Most F2P games I've played heavily restrict the ability of F2P players to contribute the economy by limiting trades, inventory, etc. I haven't played every one, though. Which ones are F2P-friendly?
This is also a concern of mine, since one of the principals was responsible for the demise of Living City, the first D&D organized play campaign and the great grand daddy of Pathfinder Society. I see signs of the same mindset that caused 4e to degenerate into a boardgame to attract the MMO audience.
There's something amazing about people trying to fit mindless "4E sold out to MMO fans!!" talking points in a Pathfinder MMO forum.
You have got to be joking. Anonymity is the only thing keeping those psychopathic griefing types from knocking on your door in real life.
Also, plenty of women have problems with creepy dudes making unwelcome advances or straight-up stalking them in-game.
Why would you want to broadcast their personal info?
I think it's great that Paizo is stretching out and all, but it's starting to seem like Pathfinder Online is quickly eclipsing the tabletop game, and it hasn't even been developed yet!
Boy are you going to be mad when actual information about this MMO comes out.
Seriously, you are going to poop yourself inside out.
Scott Betts wrote:
I outlined numerous reasons why obscuring the most basic identifying information is an awful idea. If you think I'm just bashing new ideas, you're not paying attention. I'm taking exception to poor ideas, and then explaining why they're poor.
But you're not taking immersion into account. Immersion is like a morbidly obese woman squeezing into a seat beside you on a cramped train. You could get up and move to another, much nicer carriage, but that is an old, tired solution thought up by people who haven't looked at other solutions.
The secret to an efficient, effective solution is realising that fat girls are beautiful.

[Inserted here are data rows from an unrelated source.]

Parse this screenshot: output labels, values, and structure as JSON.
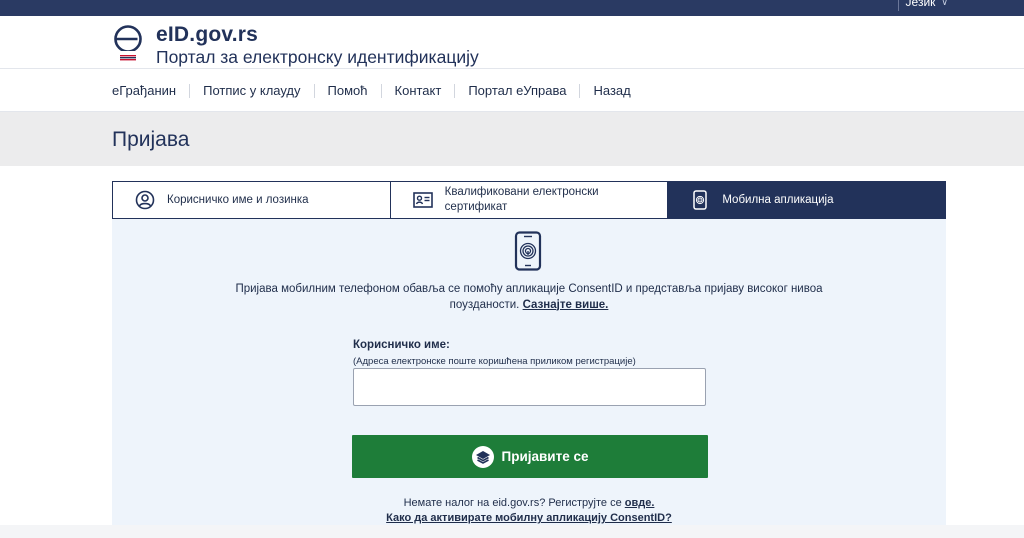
{
  "header": {
    "language_label": "Језик",
    "brand_title": "eID.gov.rs",
    "brand_subtitle": "Портал за електронску идентификацију"
  },
  "nav": {
    "items": [
      "еГрађанин",
      "Потпис у клауду",
      "Помоћ",
      "Контакт",
      "Портал еУправа",
      "Назад"
    ]
  },
  "page": {
    "title": "Пријава"
  },
  "tabs": [
    {
      "label": "Корисничко име и лозинка",
      "icon": "user-circle-icon",
      "active": false
    },
    {
      "label": "Квалификовани електронски сертификат",
      "icon": "id-card-icon",
      "active": false
    },
    {
      "label": "Мобилна апликација",
      "icon": "mobile-fingerprint-icon",
      "active": true
    }
  ],
  "form": {
    "intro_text": "Пријава мобилним телефоном обавља се помоћу апликације ConsentID и представља пријаву високог нивоа поузданости.",
    "intro_link": "Сазнајте више.",
    "username_label": "Корисничко име:",
    "username_hint": "(Адреса електронске поште коришћена приликом регистрације)",
    "username_value": "",
    "login_button": "Пријавите се",
    "register_text": "Немате налог на eid.gov.rs? Региструјте се",
    "register_link": "овде.",
    "howto_link": "Како да активирате мобилну апликацију ConsentID?"
  },
  "colors": {
    "primary": "#22325a",
    "topbar": "#2a3a63",
    "button_green": "#1e7d39",
    "panel_bg": "#eef4fb",
    "title_band": "#ececed"
  }
}
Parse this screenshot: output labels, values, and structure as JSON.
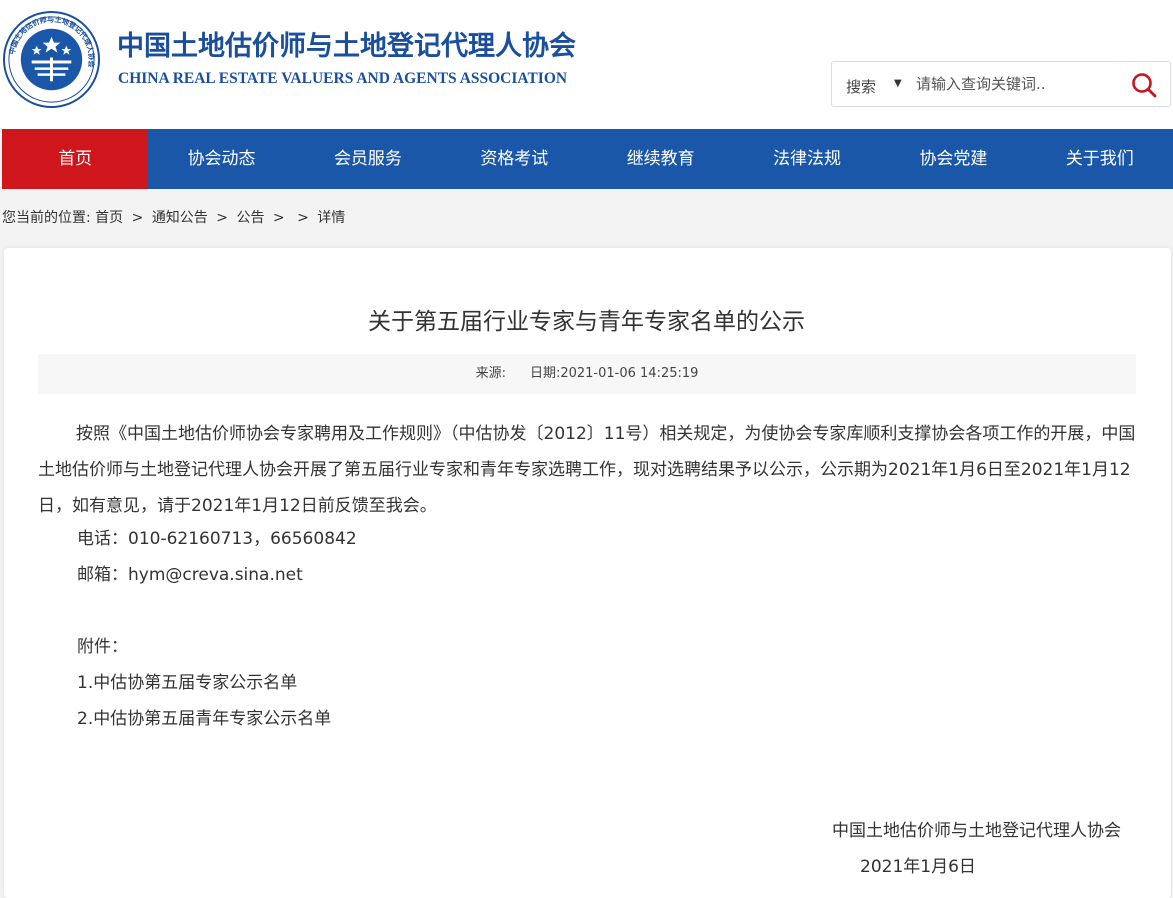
{
  "header": {
    "org_name_cn": "中国土地估价师与土地登记代理人协会",
    "org_name_en": "CHINA REAL ESTATE VALUERS AND AGENTS ASSOCIATION",
    "logo_icon": "association-emblem-icon",
    "logo_ring_text": "中国土地估价师与土地登记代理人协会"
  },
  "search": {
    "scope": "搜索",
    "placeholder": "请输入查询关键词.."
  },
  "nav": {
    "items": [
      {
        "label": "首页",
        "active": true
      },
      {
        "label": "协会动态"
      },
      {
        "label": "会员服务"
      },
      {
        "label": "资格考试"
      },
      {
        "label": "继续教育"
      },
      {
        "label": "法律法规"
      },
      {
        "label": "协会党建"
      },
      {
        "label": "关于我们"
      }
    ]
  },
  "breadcrumb": {
    "prefix": "您当前的位置:",
    "items": [
      "首页",
      "通知公告",
      "公告",
      "",
      "详情"
    ],
    "separator": ">"
  },
  "article": {
    "title": "关于第五届行业专家与青年专家名单的公示",
    "source_label": "来源:",
    "date_label": "日期:",
    "date_value": "2021-01-06 14:25:19",
    "paragraph": "按照《中国土地估价师协会专家聘用及工作规则》（中估协发〔2012〕11号）相关规定，为使协会专家库顺利支撑协会各项工作的开展，中国土地估价师与土地登记代理人协会开展了第五届行业专家和青年专家选聘工作，现对选聘结果予以公示，公示期为2021年1月6日至2021年1月12日，如有意见，请于2021年1月12日前反馈至我会。",
    "phone": "电话：010-62160713，66560842",
    "email": "邮箱：hym@creva.sina.net",
    "attachments_label": "附件：",
    "attachments": [
      "1.中估协第五届专家公示名单",
      "2.中估协第五届青年专家公示名单"
    ],
    "signature_org": "中国土地估价师与土地登记代理人协会",
    "signature_date": "2021年1月6日"
  },
  "colors": {
    "brand_blue": "#1a57a8",
    "active_red": "#d0161d",
    "title_blue": "#1a4f9e",
    "search_icon_red": "#c8161d"
  }
}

You probably would be better off not bothering further as you are arguing against the wind. Until they can give examples they won't be taken seriously. If Alouicious wishes to debate how good of a game Ultima Online was, I will certainly comply. ...
I don't know what they teach people in school these days but how can you expect to be taken seriously with a statement like this? Too general and provides for nothing constructive. Your claims have potential merit but the generality prevents anyone from taking your comments seriously. If we want to make this the best game it can be, then you need to provide more than what you've provided. So if you wish to be taken seriously by development then provide something substantial and measurable.
This is actually really close to describing what "troll" means on the internet, too!
And that neatly solves the problem of what loot you'd find in a Horse Dungeon. Obviously, magical horseshoes and brushes. Of course, people might intentionally mistreat their horses to send them into a Horse Dungeon, which would destroy immersion. Perhaps they could be a group thing, so people would be encouraged to help other people find and care for their horses in exchange for these magic horse items.
This sounds great. A casual player could just log into Pathfinder Online for the ponies, and have as much fun as someone adventuring and slaying dragons.
Well, no sense in making it unnecessarily complicated. We could streamline it a little and maintain verisimilitude by setting up a series of Horse Dungeons.
Your horse has escaped, and trapped itself in one of these instances! Which one? Well, if you knew where your horse was, there'd be no point in looking, would there?
It would mess with immersion if everything was curable with a snap of the fingers, though. Maybe it's a magical dysentry?